In summary, anatomic as well as quantitative information gained in PBV maps and non-enhanced as well as contrast enhanced C-arm CT acquisition could be used for a further optimization of chemoembolic treatment of HCC. Miyayama et al. already showed the usefulness of tumour feeder detection by C-arm CT for an ultraselective approach in TACE [30].

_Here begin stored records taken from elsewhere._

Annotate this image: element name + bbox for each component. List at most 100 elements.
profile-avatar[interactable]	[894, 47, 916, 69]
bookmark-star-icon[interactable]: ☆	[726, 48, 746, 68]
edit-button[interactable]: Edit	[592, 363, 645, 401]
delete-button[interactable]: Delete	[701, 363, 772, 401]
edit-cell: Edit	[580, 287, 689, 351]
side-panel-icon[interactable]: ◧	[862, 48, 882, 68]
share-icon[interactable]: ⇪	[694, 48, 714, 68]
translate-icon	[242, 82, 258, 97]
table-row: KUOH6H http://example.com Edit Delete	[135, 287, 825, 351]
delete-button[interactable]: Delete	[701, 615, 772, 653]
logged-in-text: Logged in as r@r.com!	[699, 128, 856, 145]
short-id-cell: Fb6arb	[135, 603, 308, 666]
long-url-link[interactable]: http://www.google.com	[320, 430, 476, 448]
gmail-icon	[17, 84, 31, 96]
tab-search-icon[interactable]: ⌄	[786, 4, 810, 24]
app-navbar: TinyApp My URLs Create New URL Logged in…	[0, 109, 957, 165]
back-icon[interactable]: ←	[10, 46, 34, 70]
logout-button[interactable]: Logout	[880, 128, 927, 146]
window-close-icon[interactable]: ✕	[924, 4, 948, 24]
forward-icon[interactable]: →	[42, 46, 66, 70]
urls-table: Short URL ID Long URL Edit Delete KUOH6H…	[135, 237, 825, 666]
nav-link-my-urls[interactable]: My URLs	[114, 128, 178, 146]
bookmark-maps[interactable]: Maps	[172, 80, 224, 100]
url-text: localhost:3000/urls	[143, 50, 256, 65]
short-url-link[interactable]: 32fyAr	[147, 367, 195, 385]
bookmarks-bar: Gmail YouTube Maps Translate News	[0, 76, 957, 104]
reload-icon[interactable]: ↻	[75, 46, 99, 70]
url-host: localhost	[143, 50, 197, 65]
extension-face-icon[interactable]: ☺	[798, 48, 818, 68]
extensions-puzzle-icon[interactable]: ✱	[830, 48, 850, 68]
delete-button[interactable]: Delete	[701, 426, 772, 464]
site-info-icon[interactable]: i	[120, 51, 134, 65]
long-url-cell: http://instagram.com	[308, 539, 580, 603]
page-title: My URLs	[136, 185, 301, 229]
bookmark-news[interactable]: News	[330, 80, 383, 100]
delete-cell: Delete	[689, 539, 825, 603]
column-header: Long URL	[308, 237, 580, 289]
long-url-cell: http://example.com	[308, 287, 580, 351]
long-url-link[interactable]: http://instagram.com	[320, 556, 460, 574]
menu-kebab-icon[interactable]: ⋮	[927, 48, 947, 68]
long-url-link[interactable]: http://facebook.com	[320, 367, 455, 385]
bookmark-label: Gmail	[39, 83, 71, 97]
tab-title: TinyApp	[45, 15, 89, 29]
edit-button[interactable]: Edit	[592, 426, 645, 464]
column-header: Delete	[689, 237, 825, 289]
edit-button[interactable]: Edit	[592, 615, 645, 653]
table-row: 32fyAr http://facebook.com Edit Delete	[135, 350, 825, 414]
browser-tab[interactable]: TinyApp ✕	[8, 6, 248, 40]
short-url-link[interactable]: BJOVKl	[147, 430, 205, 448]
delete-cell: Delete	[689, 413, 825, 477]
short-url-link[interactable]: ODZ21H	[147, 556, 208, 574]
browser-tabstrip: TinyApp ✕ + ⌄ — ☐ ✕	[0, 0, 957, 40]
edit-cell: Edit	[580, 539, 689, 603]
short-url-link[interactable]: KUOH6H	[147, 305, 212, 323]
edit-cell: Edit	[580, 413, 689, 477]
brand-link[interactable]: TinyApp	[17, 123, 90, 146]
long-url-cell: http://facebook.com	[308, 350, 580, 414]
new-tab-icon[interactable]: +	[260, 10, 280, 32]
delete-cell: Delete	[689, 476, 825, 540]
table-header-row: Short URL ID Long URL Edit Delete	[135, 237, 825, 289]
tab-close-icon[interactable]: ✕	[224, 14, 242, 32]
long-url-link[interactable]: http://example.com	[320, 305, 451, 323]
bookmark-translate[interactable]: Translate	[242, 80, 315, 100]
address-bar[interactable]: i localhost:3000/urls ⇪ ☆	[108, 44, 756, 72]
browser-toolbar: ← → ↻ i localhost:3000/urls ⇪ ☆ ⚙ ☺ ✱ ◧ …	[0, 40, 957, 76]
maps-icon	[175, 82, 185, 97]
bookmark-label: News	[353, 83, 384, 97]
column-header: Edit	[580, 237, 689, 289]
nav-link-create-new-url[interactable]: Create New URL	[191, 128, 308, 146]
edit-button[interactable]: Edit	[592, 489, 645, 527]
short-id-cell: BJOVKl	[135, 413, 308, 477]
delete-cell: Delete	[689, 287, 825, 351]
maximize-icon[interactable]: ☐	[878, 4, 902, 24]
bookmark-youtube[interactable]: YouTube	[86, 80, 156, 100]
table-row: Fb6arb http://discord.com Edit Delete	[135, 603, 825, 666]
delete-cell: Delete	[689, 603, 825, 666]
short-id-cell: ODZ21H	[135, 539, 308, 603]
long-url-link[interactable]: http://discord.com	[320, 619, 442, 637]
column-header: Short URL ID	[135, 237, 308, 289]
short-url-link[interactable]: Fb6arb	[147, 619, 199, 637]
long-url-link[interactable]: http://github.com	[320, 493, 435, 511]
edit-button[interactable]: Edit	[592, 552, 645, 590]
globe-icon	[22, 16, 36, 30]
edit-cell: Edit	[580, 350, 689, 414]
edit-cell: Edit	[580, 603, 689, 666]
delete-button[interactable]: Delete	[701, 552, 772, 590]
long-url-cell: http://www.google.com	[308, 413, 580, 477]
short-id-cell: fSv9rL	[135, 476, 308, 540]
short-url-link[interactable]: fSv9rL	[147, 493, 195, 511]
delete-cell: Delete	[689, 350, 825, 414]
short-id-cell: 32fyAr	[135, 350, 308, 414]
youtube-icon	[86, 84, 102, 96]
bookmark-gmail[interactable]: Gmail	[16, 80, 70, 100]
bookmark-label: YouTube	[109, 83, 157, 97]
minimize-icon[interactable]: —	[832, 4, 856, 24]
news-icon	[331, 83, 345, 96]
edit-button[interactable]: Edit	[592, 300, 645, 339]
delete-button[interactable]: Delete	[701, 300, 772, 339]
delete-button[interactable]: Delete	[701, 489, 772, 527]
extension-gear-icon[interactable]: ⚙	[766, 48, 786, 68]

The main limitation of this study is its retrospective design. Only a small sample size of 29 patients is investigated in a cross-sectional approach. Further prospective longitudinal trials have to be performed to analyse potentials of PBV in prediction of outcome and survival. Another limitation is the use of two different imaging techniques in pre-interventional assessment. This limitation is due to the retrospective design of the study and its acquisition in clinical routine. The aim of this study was to underline that PBV maps generated from unenhanced and contrast enhanced C-arm CT data provides a useful technique in real-time assessment of HCC. A histological correlation was not possible, as this was a human in-vivo study.

Conclusion

C-arm CT PBV measurement provides an appropriate tool for pre-interventional real time assessment of the location and extent of HCC tumours with a diagnostic accuracy comparable to pre-interventional conventional cross-sectional imaging. Compared to simple contrast enhanced C-arm CT, PBV maps additionally enable a quantitative assessment of hepatic and tumour blood volume, which could be of further interest in a real-time treatment assessment and planning in DEB TACE of HCC. Furthermore, C-arm CT acquisition in combination with PBV measurement seems to be superior in localisation of tumour anatomy and feeding vessels when compared to conventional overview angiography.